- Born: October 22, 1947 Calgary, Alberta
- Died: December 29, 1991 (aged 44) Stratford, Ontario
- Occupation: Actor
- Known for: won two Dora Mavor Moore Awards and an ACTRA Award
- Relatives: Janet Wright (sister)

= Susan Wright (actress) =

Canadian actress (1947–1991)

Susan Wright was a Canadian actress. Most prominently associated with stage roles, she also had a number of supporting roles in film and television.

She grew up in Saskatoon, Saskatchewan, and attended the University of Saskatchewan, where she performed at the Greystone Theatre. She left the university, however, without graduating. She co-founded the Persephone Theatre in Saskatoon, with her older sister Janet Wright, and brother-in-law Brian Richmond.

Wright frequently performed at the Stratford Festival in Stratford, Ontario in the 1980s, including roles as Mistress Quickly in The Merry Wives of Windsor, Queen Margaret in Richard III, Paulina in The Winter's Tale, Mrs. Webb in Our Town, the Citizen's Wife in The Knight of the Burning Pestle, Mother Courage in Bertolt Brecht's Mother Courage and Her Children, and Germaine Lauzon in Michel Tremblay's Les Belles-soeurs alongside her sisters Anne and Janet. In 1986 she appeared as Luce in a production of Richard Rodgers and Lorenz Hart's The Boys from Syracuse, which was filmed and televised by CBC Television. In 1991 she also starred in the title role in a touring production of Willy Russell's play Shirley Valentine.

She appeared in the theatrical films Christina, The Wars and Thick as Thieves, the television films Slim Obsession, Love and Larceny and I'll Never Get to Heaven, and episodes of Adderly, The Twilight Zone and Street Legal.

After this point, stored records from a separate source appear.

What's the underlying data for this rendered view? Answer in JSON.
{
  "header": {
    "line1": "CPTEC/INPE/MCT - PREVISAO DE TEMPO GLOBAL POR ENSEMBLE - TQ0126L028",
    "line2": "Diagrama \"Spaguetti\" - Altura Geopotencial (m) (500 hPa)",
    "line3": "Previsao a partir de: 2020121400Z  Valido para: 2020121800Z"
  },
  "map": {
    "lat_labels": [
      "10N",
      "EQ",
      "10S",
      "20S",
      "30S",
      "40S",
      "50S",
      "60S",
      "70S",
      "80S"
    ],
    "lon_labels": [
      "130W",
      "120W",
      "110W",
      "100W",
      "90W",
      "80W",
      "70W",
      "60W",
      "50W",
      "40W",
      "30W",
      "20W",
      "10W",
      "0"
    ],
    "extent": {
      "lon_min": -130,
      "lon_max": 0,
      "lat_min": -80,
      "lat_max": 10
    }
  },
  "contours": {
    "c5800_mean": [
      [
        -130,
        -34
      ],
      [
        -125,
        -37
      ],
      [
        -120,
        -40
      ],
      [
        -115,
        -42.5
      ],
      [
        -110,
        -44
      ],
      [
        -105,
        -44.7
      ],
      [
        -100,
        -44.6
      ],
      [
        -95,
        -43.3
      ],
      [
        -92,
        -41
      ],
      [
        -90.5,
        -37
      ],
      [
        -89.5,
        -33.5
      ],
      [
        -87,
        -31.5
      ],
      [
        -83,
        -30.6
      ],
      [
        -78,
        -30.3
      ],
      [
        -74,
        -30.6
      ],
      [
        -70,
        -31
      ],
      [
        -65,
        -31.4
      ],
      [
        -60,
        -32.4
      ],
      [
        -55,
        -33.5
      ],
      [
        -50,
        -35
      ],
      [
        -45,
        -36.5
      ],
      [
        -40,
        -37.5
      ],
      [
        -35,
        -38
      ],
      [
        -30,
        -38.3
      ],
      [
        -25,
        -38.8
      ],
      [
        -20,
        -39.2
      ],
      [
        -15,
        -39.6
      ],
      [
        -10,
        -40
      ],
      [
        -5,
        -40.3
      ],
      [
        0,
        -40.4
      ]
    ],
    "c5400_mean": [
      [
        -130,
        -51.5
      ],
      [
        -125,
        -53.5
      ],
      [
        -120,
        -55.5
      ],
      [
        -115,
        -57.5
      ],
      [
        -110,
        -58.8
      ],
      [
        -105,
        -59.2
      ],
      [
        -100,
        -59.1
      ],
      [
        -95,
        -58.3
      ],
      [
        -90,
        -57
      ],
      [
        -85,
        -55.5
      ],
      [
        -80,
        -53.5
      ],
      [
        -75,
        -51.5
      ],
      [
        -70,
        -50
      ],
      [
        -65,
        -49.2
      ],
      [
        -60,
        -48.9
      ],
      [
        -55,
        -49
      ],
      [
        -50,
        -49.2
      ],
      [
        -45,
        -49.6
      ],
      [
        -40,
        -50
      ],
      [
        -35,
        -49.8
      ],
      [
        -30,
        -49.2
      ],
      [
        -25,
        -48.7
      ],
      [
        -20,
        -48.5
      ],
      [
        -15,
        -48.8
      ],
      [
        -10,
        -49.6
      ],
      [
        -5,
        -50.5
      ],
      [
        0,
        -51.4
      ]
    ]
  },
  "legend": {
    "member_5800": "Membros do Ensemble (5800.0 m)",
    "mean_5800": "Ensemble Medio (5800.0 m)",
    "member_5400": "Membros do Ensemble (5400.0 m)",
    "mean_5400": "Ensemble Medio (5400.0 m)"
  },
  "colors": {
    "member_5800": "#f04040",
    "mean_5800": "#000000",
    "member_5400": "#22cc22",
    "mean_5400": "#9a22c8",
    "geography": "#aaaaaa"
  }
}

Over her career she won two Dora Mavor Moore Awards, for her performances in productions of Sam Shepard's A Lie of the Mind and John Murrell's New World, and an ACTRA Award for Slim Obsession.

She was staying in the Stratford home of Brent Carver, a close friend, with her visiting parents, when all three died in a house fire, in December 1991.